Background
Mouse syngeneic models are widely used to study tumor-immune interactions and evaluate the efficacy of immunotherapies. Multiomics biomarker analysis is a powerful approach that integrates different types of biological data, such as genomics, transcriptomics, proteomics, and metabolomics, to identify and validate biomarkers for a variety of diseases, such as cancer. By combining multiple layers of information, multiomics biomarker analysis can reveal more comprehensive and accurate insights into the molecular mechanisms and pathways underlying disease development and progression, as well as the response/resistance to treatment and prognosis. This poster presents the results of a multiomics biomarker analysis in 12 mouse syngeneic models. The aim of this analysis was to identify potential biomarkers and targets for immunotherapy.
Methods
The study involved a multiomics approach to identify potential biomarkers for immunotherapy response in 12 widely used mouse syngeneic models (e.g., CT26, MC38, EMT6, Pan02…).
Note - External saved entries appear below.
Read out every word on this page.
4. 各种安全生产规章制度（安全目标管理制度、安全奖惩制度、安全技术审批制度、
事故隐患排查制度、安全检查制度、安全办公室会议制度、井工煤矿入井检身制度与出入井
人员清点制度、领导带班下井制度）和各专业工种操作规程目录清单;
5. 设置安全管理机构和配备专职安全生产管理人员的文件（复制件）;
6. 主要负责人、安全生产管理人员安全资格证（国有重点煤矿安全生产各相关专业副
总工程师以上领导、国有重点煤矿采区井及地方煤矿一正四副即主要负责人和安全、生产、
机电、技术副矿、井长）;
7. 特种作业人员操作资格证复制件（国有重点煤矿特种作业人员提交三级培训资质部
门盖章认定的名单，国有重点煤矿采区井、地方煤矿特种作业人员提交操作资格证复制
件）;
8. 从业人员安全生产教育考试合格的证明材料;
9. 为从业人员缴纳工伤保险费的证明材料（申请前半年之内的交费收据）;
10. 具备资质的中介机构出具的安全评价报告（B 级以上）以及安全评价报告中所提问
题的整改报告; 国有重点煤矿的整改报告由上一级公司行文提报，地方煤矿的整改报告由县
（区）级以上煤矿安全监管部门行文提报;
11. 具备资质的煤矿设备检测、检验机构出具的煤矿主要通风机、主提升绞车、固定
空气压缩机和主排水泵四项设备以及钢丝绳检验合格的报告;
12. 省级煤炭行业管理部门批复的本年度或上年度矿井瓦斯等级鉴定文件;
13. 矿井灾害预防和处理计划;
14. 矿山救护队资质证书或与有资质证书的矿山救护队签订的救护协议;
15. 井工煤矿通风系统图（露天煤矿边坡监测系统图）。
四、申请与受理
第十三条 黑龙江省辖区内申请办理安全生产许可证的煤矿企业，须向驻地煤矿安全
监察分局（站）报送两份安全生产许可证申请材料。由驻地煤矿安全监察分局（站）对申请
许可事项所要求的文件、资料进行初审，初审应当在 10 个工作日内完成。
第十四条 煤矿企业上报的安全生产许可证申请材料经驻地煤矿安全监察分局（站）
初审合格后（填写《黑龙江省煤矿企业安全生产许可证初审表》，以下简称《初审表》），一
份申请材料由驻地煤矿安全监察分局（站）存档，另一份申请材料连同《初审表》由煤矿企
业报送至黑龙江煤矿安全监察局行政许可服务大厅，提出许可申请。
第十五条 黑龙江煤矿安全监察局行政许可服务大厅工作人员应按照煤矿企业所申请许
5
Transcriptomics, proteomics, and phospho-proteomics analyses were performed on these models, and their responses to three immune checkpoint inhibitors (ICI, including anti-PD-1, anti-PD-L1, and anti-CTLA4) were evaluated using two metrics: tumor growth inhibition (TGI) and median area under the curve ratio (median AUC ratio). A variety of statistical and computational methods were applied, such as correlation analysis, differential expression analysis, pathway analysis, co-expression network analysis, and integrative OMICs analysis, to explore the associations between molecular features and drug efficacy.
Results
The results showed that ICI treatments were more effective in hot tumors, which were characterized by high levels of antigen presentation, inflammation, and cytolytic T-cell activity in the tumor microenvironment (TME). Conversely, tumors with elevated oxidative phosphorylation activity or tumors with cold TME exhibited resistance to ICI treatment. Dnmt3a was identified as a resistance biomarker through multiomics analysis, which corroborated the role of Dnmt3a-mediated de novo DNA methylation in limiting the ICI treatment efficacy. Furthermore, multiomics factor analysis (MOFA) was applied and identified a common factor (Factor 1) that was associated with the responses to all three ICI treatments. The genes/proteins with high factor 1 scores were enriched in pathways related to interferon gamma/alpha response, JAK-STAT signaling, and complement activation.
Conclusions
Proteomics data is largely consistent with mRNA expression data, and for some genes, it can amplify the mRNA signal and therefore better correlate with drug efficacy. Multiomics analysis can integrate different types of data, such as gene expression, protein expression, mutation, and methylation, to identify more robust biomarkers that are consistent across multiple levels of biological information, potentially redefining precision medicine.